The other key issue for the success of biological monitoring is to establish sound threshold values for river quality classes in the region. The methods applied in the present study are efficient for streams in Ethiopian grassland and woodland ecoregions (Table 5). Slightly lower threshold value needs to be established for ‘high–good’ river quality class in afro-alpine streams. This underlines the importance of ecoregions as useful spatial units for river typology (e.g. Moog et al., 2004) which can be explained in terms of natural factors that influence faunal structures and the metrics as a consequence. In afro-alpine ecoregion of Bale Highlands, we observed that the natural vegetation is dominated by short Erica forest and in between the soil is covered by various grass species. Thus, streams flowing in this region have naturally limited autochthonous and allochthonous food sources to support high diversity of benthic macroinvertebrates. Furthermore, these streams are located at higher elevation (>2,600 m a.s.l.) characterized by low temperature throughout the year. For example, the mean maximum temperature at Sanetti Plateau was between 6 and 12°C, while mean minimum temperature was between 1 and 10°C (National Meteorological Agency (NMA), 2012) which may limit high diversity, reproduction, and growth of benthic macroinvertebrates.

Table 5 Proposed river quality class boundaries for Ethiopian highland streams in comparison with ecological quality ration (EQR) by Hering et al. (2006) for European Water Framework Directives (WFD)

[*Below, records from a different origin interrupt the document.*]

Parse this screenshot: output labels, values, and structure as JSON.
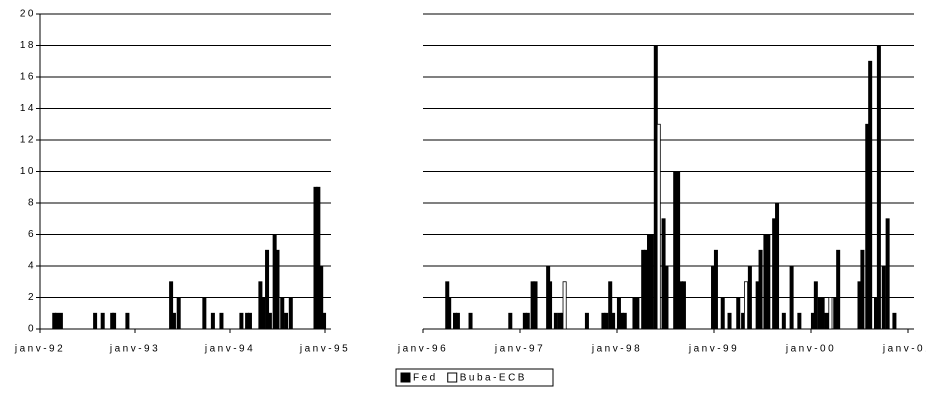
{
  "chart_data": {
    "type": "bar",
    "grid": true,
    "ylim": [
      0,
      20
    ],
    "yticks": [
      0,
      2,
      4,
      6,
      8,
      10,
      12,
      14,
      16,
      18,
      20
    ],
    "panels": [
      {
        "xlim": [
          1992,
          1995
        ],
        "xticks": [
          {
            "value": 1992,
            "label": "janv-92"
          },
          {
            "value": 1993,
            "label": "janv-93"
          },
          {
            "value": 1994,
            "label": "janv-94"
          },
          {
            "value": 1995,
            "label": "janv-95"
          }
        ]
      },
      {
        "xlim": [
          1996,
          2001
        ],
        "xticks": [
          {
            "value": 1996,
            "label": "janv-96"
          },
          {
            "value": 1997,
            "label": "janv-97"
          },
          {
            "value": 1998,
            "label": "janv-98"
          },
          {
            "value": 1999,
            "label": "janv-99"
          },
          {
            "value": 2000,
            "label": "janv-00"
          },
          {
            "value": 2001,
            "label": "janv-01"
          }
        ]
      }
    ],
    "series": [
      {
        "name": "Fed",
        "color": "#000000",
        "x": [
          1992.15,
          1992.18,
          1992.22,
          1992.58,
          1992.66,
          1992.76,
          1992.78,
          1992.92,
          1993.38,
          1993.41,
          1993.46,
          1993.73,
          1993.82,
          1993.91,
          1994.12,
          1994.18,
          1994.21,
          1994.32,
          1994.35,
          1994.39,
          1994.42,
          1994.47,
          1994.5,
          1994.55,
          1994.59,
          1994.64,
          1994.9,
          1994.93,
          1994.96,
          1994.99,
          1996.25,
          1996.27,
          1996.33,
          1996.36,
          1996.49,
          1996.9,
          1997.05,
          1997.08,
          1997.13,
          1997.16,
          1997.29,
          1997.31,
          1997.37,
          1997.41,
          1997.44,
          1997.69,
          1997.86,
          1997.89,
          1997.93,
          1997.96,
          1998.02,
          1998.05,
          1998.08,
          1998.18,
          1998.21,
          1998.27,
          1998.3,
          1998.33,
          1998.36,
          1998.4,
          1998.48,
          1998.51,
          1998.6,
          1998.63,
          1998.66,
          1998.69,
          1998.99,
          1999.02,
          1999.09,
          1999.16,
          1999.25,
          1999.3,
          1999.37,
          1999.45,
          1999.48,
          1999.53,
          1999.56,
          1999.62,
          1999.65,
          1999.72,
          1999.8,
          1999.88,
          2000.02,
          2000.05,
          2000.09,
          2000.12,
          2000.16,
          2000.25,
          2000.28,
          2000.5,
          2000.53,
          2000.58,
          2000.61,
          2000.67,
          2000.7,
          2000.75,
          2000.79,
          2000.86
        ],
        "values": [
          1,
          1,
          1,
          1,
          1,
          1,
          1,
          1,
          3,
          1,
          2,
          2,
          1,
          1,
          1,
          1,
          1,
          3,
          2,
          5,
          1,
          6,
          5,
          2,
          1,
          2,
          9,
          9,
          4,
          1,
          3,
          2,
          1,
          1,
          1,
          1,
          1,
          1,
          3,
          3,
          4,
          3,
          1,
          1,
          1,
          1,
          1,
          1,
          3,
          1,
          2,
          1,
          1,
          2,
          2,
          5,
          5,
          6,
          6,
          18,
          7,
          4,
          10,
          10,
          3,
          3,
          4,
          5,
          2,
          1,
          2,
          1,
          4,
          3,
          5,
          6,
          6,
          7,
          8,
          1,
          4,
          1,
          1,
          3,
          2,
          2,
          1,
          2,
          5,
          3,
          5,
          13,
          17,
          2,
          18,
          4,
          7,
          1
        ]
      },
      {
        "name": "Buba-ECB",
        "color": "#ffffff",
        "x": [
          1997.46,
          1998.43,
          1999.33,
          2000.2
        ],
        "values": [
          3,
          13,
          3,
          2
        ]
      }
    ]
  }
}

The development of a MMI requires testing for stability with the natural seasonal variability (Barbour et al., 1996). Some studies on seasonal variability supported the argument on the importance of this step (Sporka et al., 2006; Baptista et al., 2007). The newly developed MMI is stable across different hydrological conditions of dry and light rainy months of the year (Fig. 3).

Fig. 3
figure 3

Response of multimetric index to different hydrological conditions (dry and light rainy months) of year 2011/12 under reference and impaired sites (agricultural, siltation, and paper mill waste)

In conclusion, the newly developed MMI is robust and sensitive to a wide variety of anthropogenic impacts such as land use change, and physical and chemical river degradation in central and southeast highland rivers of Ethiopia. This index is adequate monitoring tool for the study area and could be applied for establishing a biomonitoring network in comparable highlands of the county. We also believe that this index provides scientifically sound and reliable information to develop and implement preservation and restoration measures by decision makers.